Rap stars Snoop Dogg and Master P sued Walmart Inc. and Post Foods LLC, claiming the consumer giants conspired to crush their Snoop Cereal, intended as a model for other minority-owned brands.
The musicians’ company Broadus Foods LLC accuses the world’s largest retailer of hiding boxes of its cereal — Fruity Hoopz With Marshmallows, Frosted Drizzlers and Cinnamon Toasteez — in its stockrooms to keep them off the shelves at Post’s instruction.
In a suit filed this week in Minnesota state court by a legal team including the civil rights attorney Ben Crump, Broadus Foods says the rap artists had “a vision to create a family-owned company that would add diversity to the food industry while inspiring and creating opportunities for minority-owned food products and brands.” It claims Walmart and Post’s “diabolical” plot sank their profits and hopes just as their company was starting to take off.
“If Post and Walmart are able to do this to popular businessmen such as Snoop Dogg and Master P, then they definitely will do it to the mom-and-pop and minority-owned companies who do not have the ability to defend themselves,” Broadus warned in its complaint, which is studded with photos its says demonstrate the alleged collusion.

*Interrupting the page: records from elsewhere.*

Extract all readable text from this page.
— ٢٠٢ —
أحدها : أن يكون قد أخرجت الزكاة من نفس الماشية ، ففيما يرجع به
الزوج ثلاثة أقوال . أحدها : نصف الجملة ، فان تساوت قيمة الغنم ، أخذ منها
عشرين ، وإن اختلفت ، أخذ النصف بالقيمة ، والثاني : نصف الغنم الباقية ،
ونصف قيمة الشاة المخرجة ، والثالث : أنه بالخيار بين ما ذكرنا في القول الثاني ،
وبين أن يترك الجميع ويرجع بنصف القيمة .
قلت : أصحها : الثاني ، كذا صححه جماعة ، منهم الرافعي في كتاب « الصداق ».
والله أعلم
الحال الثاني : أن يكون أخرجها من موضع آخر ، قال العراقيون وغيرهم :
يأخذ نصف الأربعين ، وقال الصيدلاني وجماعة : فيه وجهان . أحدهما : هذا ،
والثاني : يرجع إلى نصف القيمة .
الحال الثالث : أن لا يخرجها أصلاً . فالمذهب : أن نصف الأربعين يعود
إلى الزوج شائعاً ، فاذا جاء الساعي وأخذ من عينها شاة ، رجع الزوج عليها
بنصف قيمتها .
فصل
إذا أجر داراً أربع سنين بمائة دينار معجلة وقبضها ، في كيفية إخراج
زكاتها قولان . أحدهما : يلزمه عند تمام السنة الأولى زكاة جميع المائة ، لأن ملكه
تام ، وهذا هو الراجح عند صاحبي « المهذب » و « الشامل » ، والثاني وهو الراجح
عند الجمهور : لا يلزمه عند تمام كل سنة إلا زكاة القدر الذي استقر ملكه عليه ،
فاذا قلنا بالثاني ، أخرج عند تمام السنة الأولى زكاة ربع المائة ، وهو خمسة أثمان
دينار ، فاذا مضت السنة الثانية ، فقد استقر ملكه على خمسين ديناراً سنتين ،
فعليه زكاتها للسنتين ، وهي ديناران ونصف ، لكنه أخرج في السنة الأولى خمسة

The suit follows others filed in recent years by prominent hip-hop artists including Sean “Diddy” Combs and Jay-Z against big consumer products companies over soured joint ventures, and highlights the pros and cons of such high-profile team-ups. In January Diddy dropped claims against Diageo North America Inc. that the spirits company had exhibited racism in neglecting his liquor brands. Last February Jay-Z and a Bacardi Ltd. affiliate resolved a battle over a cognac joint venture after months of arbitration and litigation.
Walmart said in a statement that it values its relationships with suppliers and that many factors affect a product’s sales, including price and consumer demand. Post said it made “substantial investments” in Broadus and was excited to partner with it.
“We were equally disappointed that consumer demand did not meet expectations,” Post said in a statement.
Lawyers for the two companies couldn’t immediately be reached for comment on the lawsuit.
According to the complaint, which seeks a jury trial and monetary damages, Post wanted to buy Snoop Cereal outright. Broadus refused, saying that would be contrary to its vision, and Post agreed instead to handle the production and distribution of Snoop Cereal in return for half the profits. The startup is named for Calvin Broadus Jr., Snoop Dogg’s real name.
Broadus says it expected its products to be placed on the same shelves as those of Post, a valued supplier among Walmart’s cereal offerings. But after a few months, it claims, Walmart customers couldn’t find Snoop Cereal, only to discover that it was being stored in the stockroom.
“Essentially, because Snoop Dogg and Master refused to sell Snoop Cereal in totality, Post entered a false arrangement where they could choke Broadus Foods out of the market, thereby preventing Snoop Cereal from being sold or produced by any competitor,” Broadus alleges.
Crump has represented the families of George Floyd, Breonna Taylor and Ahmaud Arbery.
The case is Broadus Foods LLC v. Post, 19HA-CV-24-526, Minnesota District Court, 1st Judicial District (Dakota County).